Избранное. Из гулаговского архива
Шрифт:
На улице под теплым апрельским солнцем самые обыкновенные люди спешили по своим делам и медленно прогуливались без дела. Простые домохозяйки с кошелками, крашеные дамы с дорогими большими сумками толпились в магазинах. Желто-синие троллейбусы и желто-красные автобусы принимали и изливали потоки пассажиров.
Я немножко опомнилась.
Два года тому назад я вырвалась из одного страшного мира, а сейчас попала в другой. Этот мир страшнее того, каторжного. Этот мир ясен, рационализирован, учтена целесообразность даже моих настроений, даже моих крамольных писаний. А плата — известный житейский комфорт, то есть нечто доступное на нашей великой родине очень немногим. Чего же лучше? Как действовать дальше? Как предупредить тех?

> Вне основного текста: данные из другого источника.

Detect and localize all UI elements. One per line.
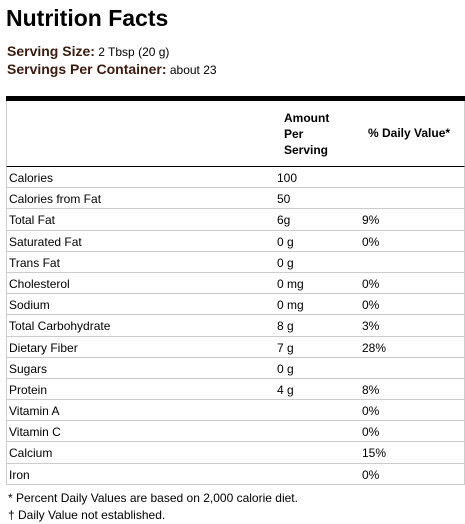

А все-таки, не провокация ли это? Но к чему провоцировать таким образом человека никому не известного, который
А может быть, заговора нет? Это всего вернее. Старый испытанный метод: нужно убрать кого-то, кто является помехой… Спешно сочиняется заговор, а для соблюдения формальностей нанимают Лидию Тимашук…
На прощание мой новый патрон дал мне тысячу рублей на первые дни, как он сказал. Квартиру я получу в ближайшие дни, реабилитацию тоже. Патрон спокоен. Он знает, что за такую цену можно купить кого угодно. Примкнув к пресловутому заговору, предупредив его участников, я теряю все, включая собственную голову… С этой стороны они хорошо изучили человека.
Когда ничего не имеешь, кроме уличной мостовой, тогда и голову потерять не страшно. Но комфорт, деньги, возможность печататься, возможность вслух высказаться, это, конечно, дороже головы… И при этом голова повышается в цене. Лишиться такой ценности — далеко не всякий пойдет на это… И согласишься заплатить за это любой ценой. Так думают эти чудовищные люди, и в девяноста пяти случаях из ста они, вероятно, остаются правы… Но в данном случае они сильно ошиблись.
С такими размышлениями я на такси, как мне было велено, доехала до квартиры Зетова.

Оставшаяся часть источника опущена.